Hormone Patch Shortages Grow as Demand Surges, Mostly for Good Reasons
Estrogen patch prescriptions rose 86% since 2021, and the FDA's removal of a two-decade-old safety warning has pushed already-strained supplies into a nationwide crunch.

Women who rely on estradiol patches to manage menopause symptoms are calling pharmacies, driving between locations, and switching brands mid-treatment as a nationwide supply crunch drags into its second year. Transdermal estrogen patches, a commonly prescribed form of menopausal hormone therapy, are hard to find. For many patients, the disruption is not merely inconvenient: hot flashes, night sweats, and related symptoms return when doses are missed or treatments are abruptly switched.
Hormone replacement therapy prescriptions for women aged 50 to 65 increased 86 percent since 2021, according to Epic Research, which analyzes electronic health records nationwide. The sharpest acceleration came after November 2025, when the FDA removed the black box warning from all hormone therapy products containing estrogen. That warning, in place since 2003 following results from the large Women's Health Initiative study, had warned of increased risks of heart attacks, strokes, and pulmonary embolism. For years, it overstated those risks and discouraged both patients and clinicians from even discussing estrogen. The decision to remove it was evidence-based and long overdue, according to medical organizations that had been calling for the change for years.
The supply side was simply not ready. "There's just more demand for these medications, and I think it's exponentially risen over the last three or four years," said Dr. Rajita Patil, director of UCLA Health's Comprehensive Menopause Program. "I don't think that the supply chain was ready for that." Only a handful of companies produce estradiol transdermal patches. Major manufacturers include Noven Pharmaceuticals, Sandoz, and Mylan, with a small group of generic makers including Amneal and Zydus. When Bayer discontinued its Climara patch in late 2023, the already thin manufacturing base shrank further. When production slows or a product is discontinued, there is very little redundancy to buffer the impact. A disruption at even one manufacturer can ripple nationally.

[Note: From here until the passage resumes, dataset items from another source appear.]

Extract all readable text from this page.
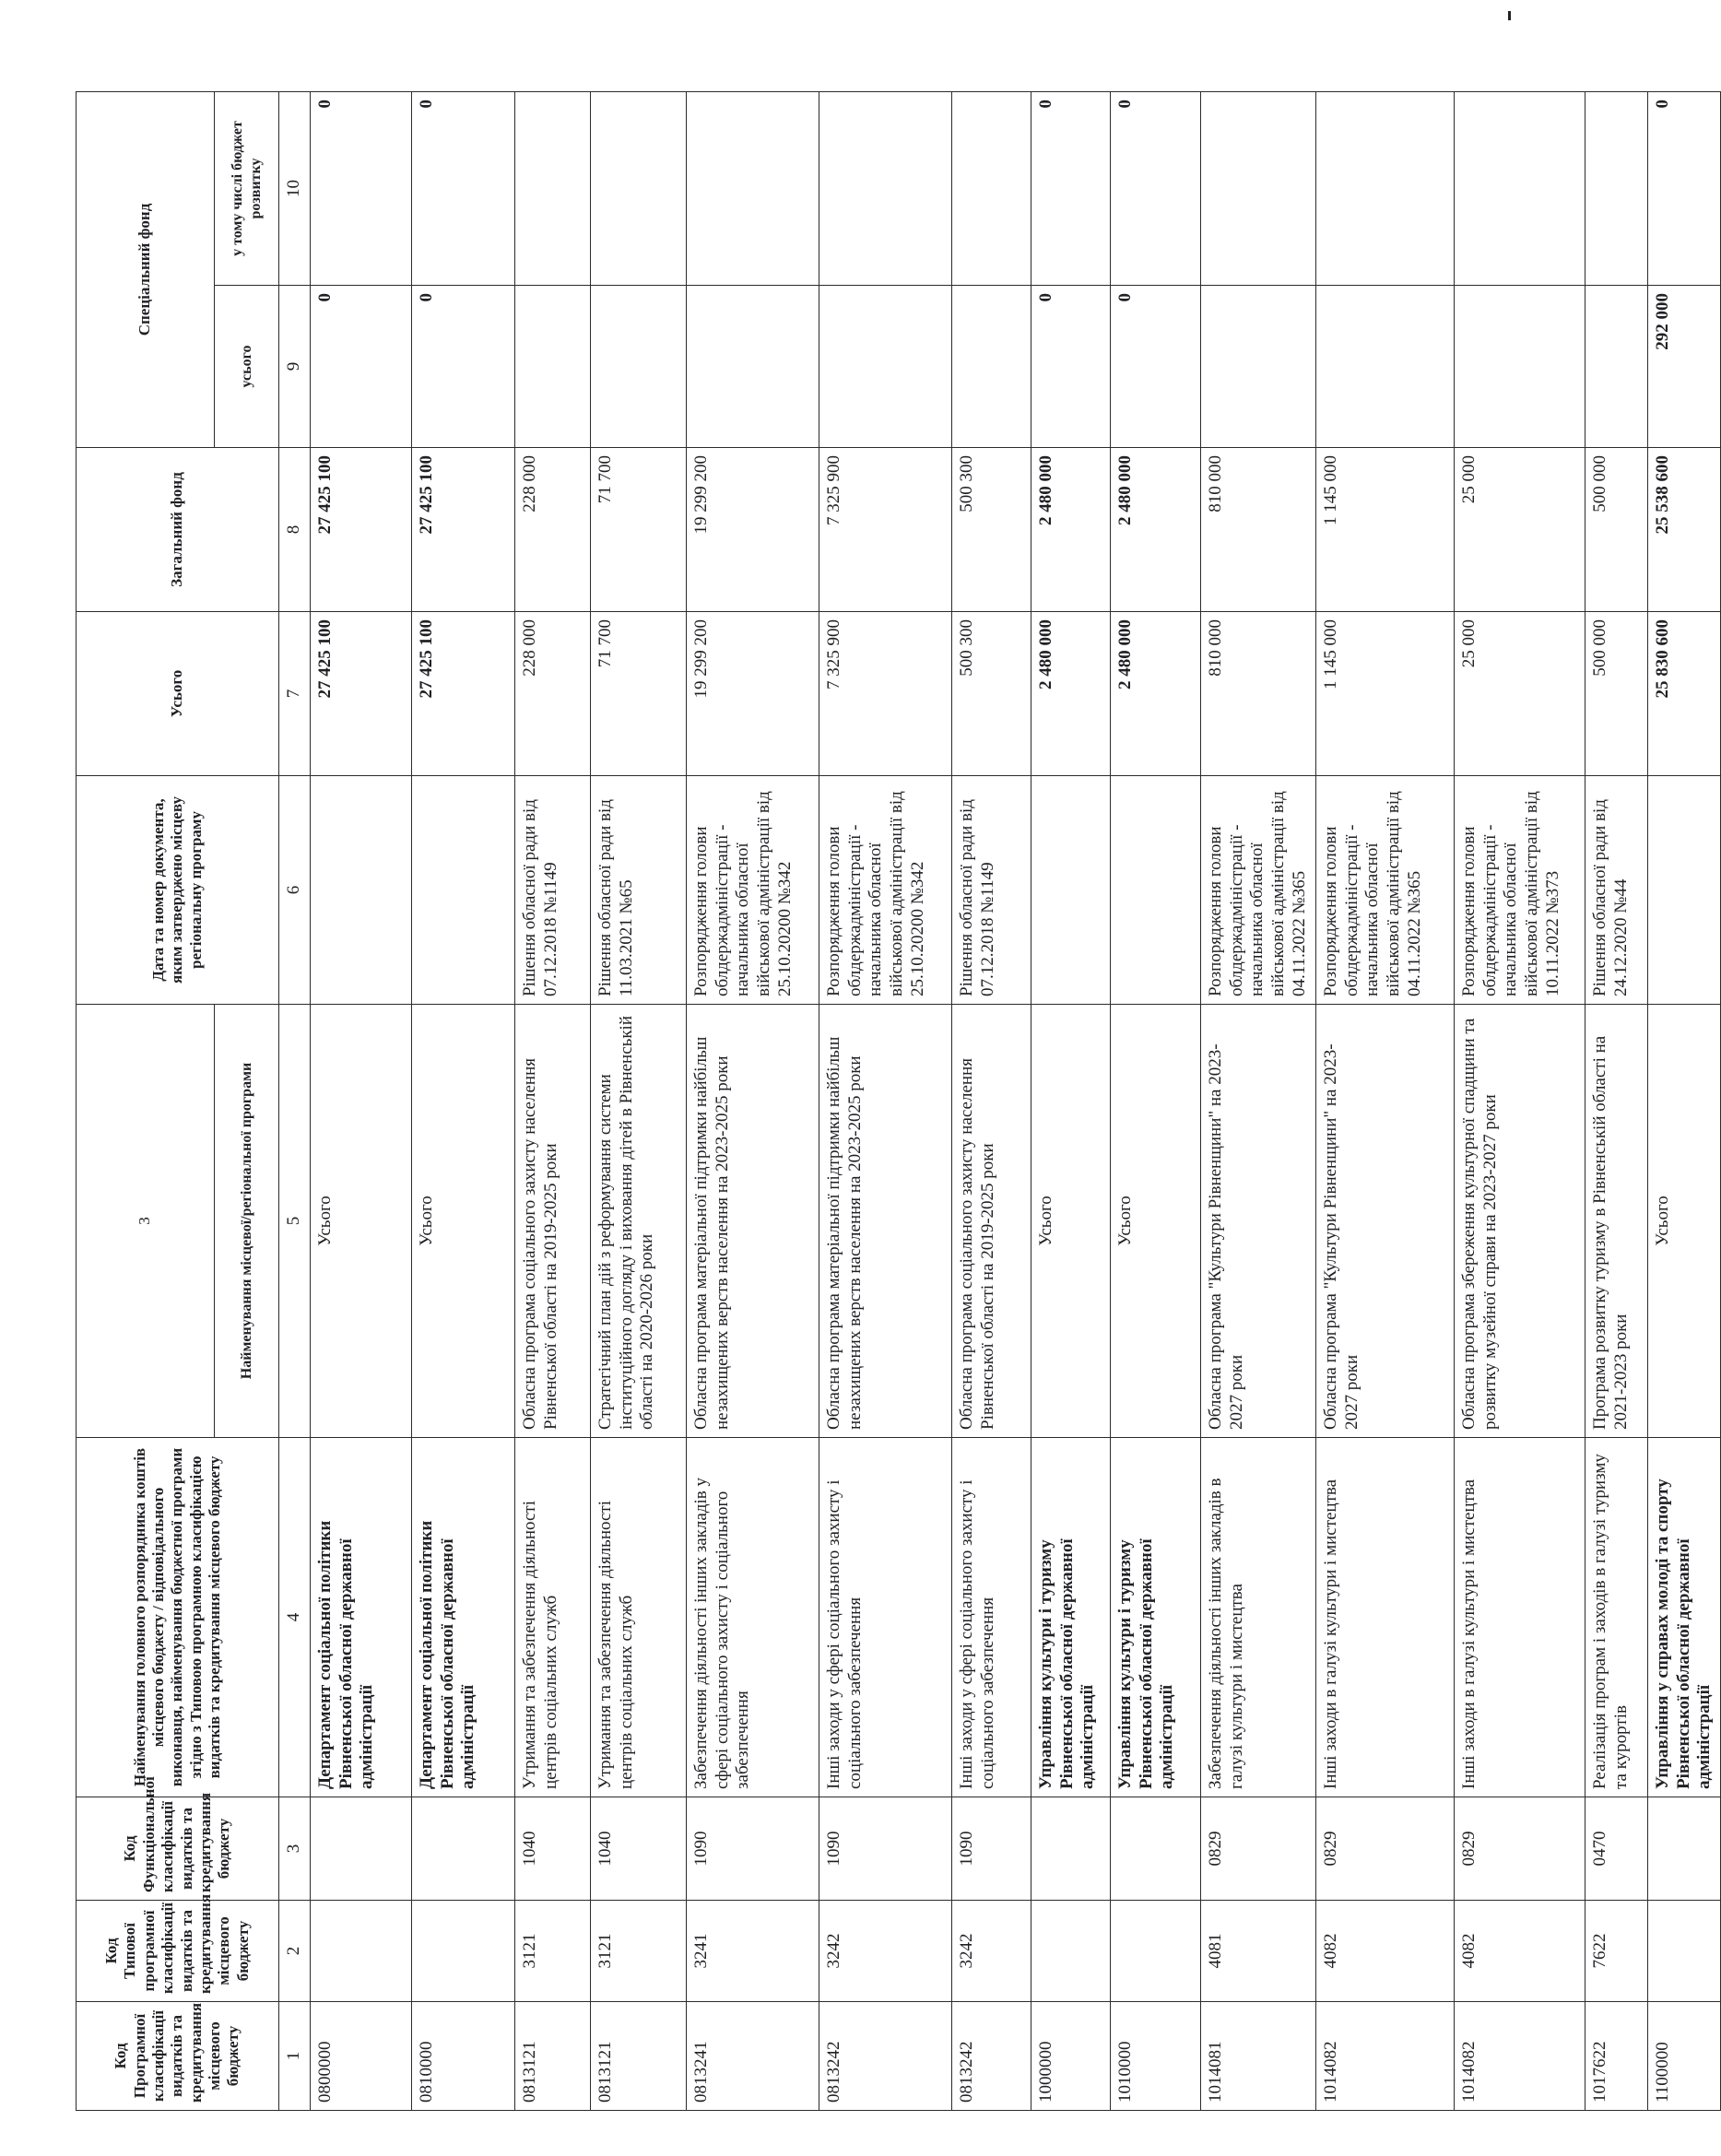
Код Програмної класифікації видатків та кредитування місцевого бюджету	Код Типової програмної класифікації видатків та кредитування місцевого бюджету	Код Функціональної класифікації видатків та кредитування бюджету	Найменування головного розпорядника коштів місцевого бюджету / відповідального виконавця, найменування бюджетної програми згідно з Типовою програмною класифікацією видатків та кредитування місцевого бюджету	3	Дата та номер документа, яким затверджено місцеву регіональну програму	Усього	Загальний фонд	Спеціальний фонд	
				Найменування місцевої/регіональної програми				усього	у тому числі бюджет розвитку

1	2	3	4	5	6	7	8	9	10
0800000			Департамент соціальної політики Рівненської обласної державної адміністрації	Усього		27 425 100	27 425 100	0	0
0810000			Департамент соціальної політики Рівненської обласної державної адміністрації	Усього		27 425 100	27 425 100	0	0
0813121	3121	1040	Утримання та забезпечення діяльності центрів соціальних служб	Обласна програма соціального захисту населення Рівненської області на 2019-2025 роки	Рішення обласної ради від 07.12.2018 №1149	228 000	228 000		
0813121	3121	1040	Утримання та забезпечення діяльності центрів соціальних служб	Стратегічний план дій з реформування системи інституційного догляду і виховання дітей в Рівненській області на 2020-2026 роки	Рішення обласної ради від 11.03.2021 №65	71 700	71 700		
0813241	3241	1090	Забезпечення діяльності інших закладів у сфері соціального захисту і соціального забезпечення	Обласна програма матеріальної підтримки найбільш незахищених верств населення на 2023-2025 роки	Розпорядження голови облдержадміністрації - начальника обласної військової адміністрації від 25.10.20200 №342	19 299 200	19 299 200		
0813242	3242	1090	Інші заходи у сфері соціального захисту і соціального забезпечення	Обласна програма матеріальної підтримки найбільш незахищених верств населення на 2023-2025 роки	Розпорядження голови облдержадміністрації - начальника обласної військової адміністрації від 25.10.20200 №342	7 325 900	7 325 900		
0813242	3242	1090	Інші заходи у сфері соціального захисту і соціального забезпечення	Обласна програма соціального захисту населення Рівненської області на 2019-2025 роки	Рішення обласної ради від 07.12.2018 №1149	500 300	500 300		
1000000			Управління культури і туризму Рівненської обласної державної адміністрації	Усього		2 480 000	2 480 000	0	0
1010000			Управління культури і туризму Рівненської обласної державної адміністрації	Усього		2 480 000	2 480 000	0	0
1014081	4081	0829	Забезпечення діяльності інших закладів в галузі культури і мистецтва	Обласна програма "Культури Рівненщини" на 2023-2027 роки	Розпорядження голови облдержадміністрації - начальника обласної військової адміністрації від 04.11.2022 №365	810 000	810 000		
1014082	4082	0829	Інші заходи в галузі культури і мистецтва	Обласна програма "Культури Рівненщини" на 2023-2027 роки	Розпорядження голови облдержадміністрації - начальника обласної військової адміністрації від 04.11.2022 №365	1 145 000	1 145 000		
1014082	4082	0829	Інші заходи в галузі культури і мистецтва	Обласна програма збереження культурної спадщини та розвитку музейної справи на 2023-2027 роки	Розпорядження голови облдержадміністрації - начальника обласної військової адміністрації від 10.11.2022 №373	25 000	25 000		
1017622	7622	0470	Реалізація програм і заходів в галузі туризму та курортів	Програма розвитку туризму в Рівненській області на 2021-2023 роки	Рішення обласної ради від 24.12.2020 №44	500 000	500 000		
1100000			Управління у справах молоді та спорту Рівненської обласної державної адміністрації	Усього		25 830 600	25 538 600	292 000	0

Amneal Pharmaceuticals confirmed to NPR that "following the FDA's removal of boxed warnings on hormone replacement therapy, we have seen a significant increase in demand." The company added that the patches require specialized manufacturing and that there is "finite industry capacity" for producing them. Sandoz, the Switzerland-based maker of a widely used generic patch, said supply challenges were driven by a global shortage and "unprecedented demand that cannot be fully met at present," and that it was working to increase capacity. CVS confirmed that manufacturers have been unable to provide sufficient supplies of several estrogen products.

Dr. Kathleen Jordan, chief medical officer at Midi Health, a telehealth company specializing in women's health, said the company has seen intermittent shortages in pockets throughout the U.S. since 2022. The current shortage is causing more disruption than previous episodes. Clinicians have been steering patients toward alternatives where possible, including oral estradiol pills, topical gels, and creams, all of which deliver the same hormone through different mechanisms. Telehealth services that focus on hormone therapy are connecting patients with menopause specialists who can prescribe those alternatives.
The shortage exposes a structural flaw that extends beyond manufacturing logistics. Medical organizations openly acknowledged that removing the black box warning would increase interest in hormone therapy. That was the goal. Yet production capacity did not expand in anticipation of that shift, and no parallel investment was made to ensure supply would meet renewed demand. The American Society of Health-System Pharmacists lists multiple estrogen products with current or recent shortages, and the disruption is expected to persist through the end of 2026. For the millions of women who went untreated during two decades of overstated warnings, the wait for a stable supply is its own kind of injustice.